21/02/2018

In Trentino parte una campagna contro il gender

In questi giorni la città di Trento è tappezzata da manifesti piuttosto originali.

In alto campeggia la scritta «Basta violenza di genere». Si potrebbe pensare ad una campagna contro il cosiddetto femminicidio: una delle tante campagne pubblicitarie di cui non è sempre facile capire l’utilità e l’efficacia, ma che non di rado servono ad affermare una certa ideologia e a marcare il territorio politico.

È il disegnino subito sotto a far capire che le associazioni promotrici, CitizenGo e Generazione famiglia, intendono altro: mani nere calano, dall’alto, un reggiseno per il bambino e dei baffi per la bambina. Chiarisce tutto la scritta tautologica: I bambini sono maschile bambine sono femmine.

Si tratta dunque di una campagna pubblicitaria contro l’ideologia gender, che in Trentino ha il suo grande sponsor nell’assessore PD Sara Ferrari.

L’ideologia gender, in poche parole, nega l’importanza del dato biologico e assolutizza il dato culturale: non è vero che nasciamo maschi e femmine, ma diventiamo maschio o femmine, o ciò che vogliamo (agender, gender fluid, bigender…).

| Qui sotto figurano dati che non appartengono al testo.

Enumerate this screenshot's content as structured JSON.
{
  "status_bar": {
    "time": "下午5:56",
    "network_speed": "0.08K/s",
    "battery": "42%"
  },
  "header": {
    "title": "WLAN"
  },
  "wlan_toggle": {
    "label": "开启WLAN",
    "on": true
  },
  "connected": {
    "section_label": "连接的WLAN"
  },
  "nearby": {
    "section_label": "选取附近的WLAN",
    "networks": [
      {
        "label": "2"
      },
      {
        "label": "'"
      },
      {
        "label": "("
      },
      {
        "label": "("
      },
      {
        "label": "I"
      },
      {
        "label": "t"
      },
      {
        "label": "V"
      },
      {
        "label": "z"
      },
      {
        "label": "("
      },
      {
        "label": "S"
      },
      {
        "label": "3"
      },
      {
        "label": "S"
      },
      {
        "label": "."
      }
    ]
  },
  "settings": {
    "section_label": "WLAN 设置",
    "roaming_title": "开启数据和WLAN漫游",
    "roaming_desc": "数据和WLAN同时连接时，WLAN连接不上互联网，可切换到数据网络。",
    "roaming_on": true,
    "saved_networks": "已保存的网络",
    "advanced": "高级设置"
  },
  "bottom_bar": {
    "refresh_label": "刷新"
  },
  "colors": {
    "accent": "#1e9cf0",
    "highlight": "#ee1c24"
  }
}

Si tratta, evidentemente, di una visione parziale, e quindi falsa: è vero che ognuno di noi cresce, nella sua mascolinità o femminilità, sviluppandole di più o di meno, o diversamente, a seconda dell’ambiente e della cultura, ma è altrettanto vero che il dato biologico, anatomico, ormonale… non è assolutamente secondario né cancellabile.

La campagna che arriva anche nella città di Trento si iscrive dunque nella battaglia contro il tentativo di far passare la mascolinità o la femminilità come costruzioni del tutto soggettive, culturali, storiche, finendo per confondere i bambini e gli adolescenti, che nella loro crescita hanno bisogno di sentirsi incoraggiati a diventare ciò che sono, e non a rinnegare la propria natura.

Si potrebbe dunque dire che i manifesti inneggiano alla diversità, contro l’omologazione; diversità tanto cara alle femministe della differenza, sempre più contrarie, insieme al mondo cattolico, all’ideologia gender: il problema non è annullare le differenze, creare il genere neutro, svirilizzare l’uomo e “sfemminizzare” la donna, ma riconoscere la ricchezza che esiste nella differenza sessuale, perseguendo una cultura né dell’ambiguità, né dello scontro, ma dell’alleanza tra uomo e donna, tra maschio e femmina.

Il problema della violenza sulle donne, detto con altre parole, non è legato alla virilità dei maschi, ma al contrario, ad una virilità non educata: l‘uomo vero è cavaliere, come direbbe il sociologo Giuliano Guzzo, e non il violentatore.

Mettergli il reggiseno, convincerlo della cattiveria della sua natura, è solo ideologia. Allo stesso modo la donna vera non è una specie di maschio, ma una creatura diversa rispetto all’uomo, e a lui complementare.

Come ho scritto in questo articolo, il buon senso lo insegna e le neuroscienze lo confermano: camminando a braccetto, maschio e femmina, vedono più chiaramente, perchè sono le differenze, coltivate ed educate, a completarci ed arricchirci.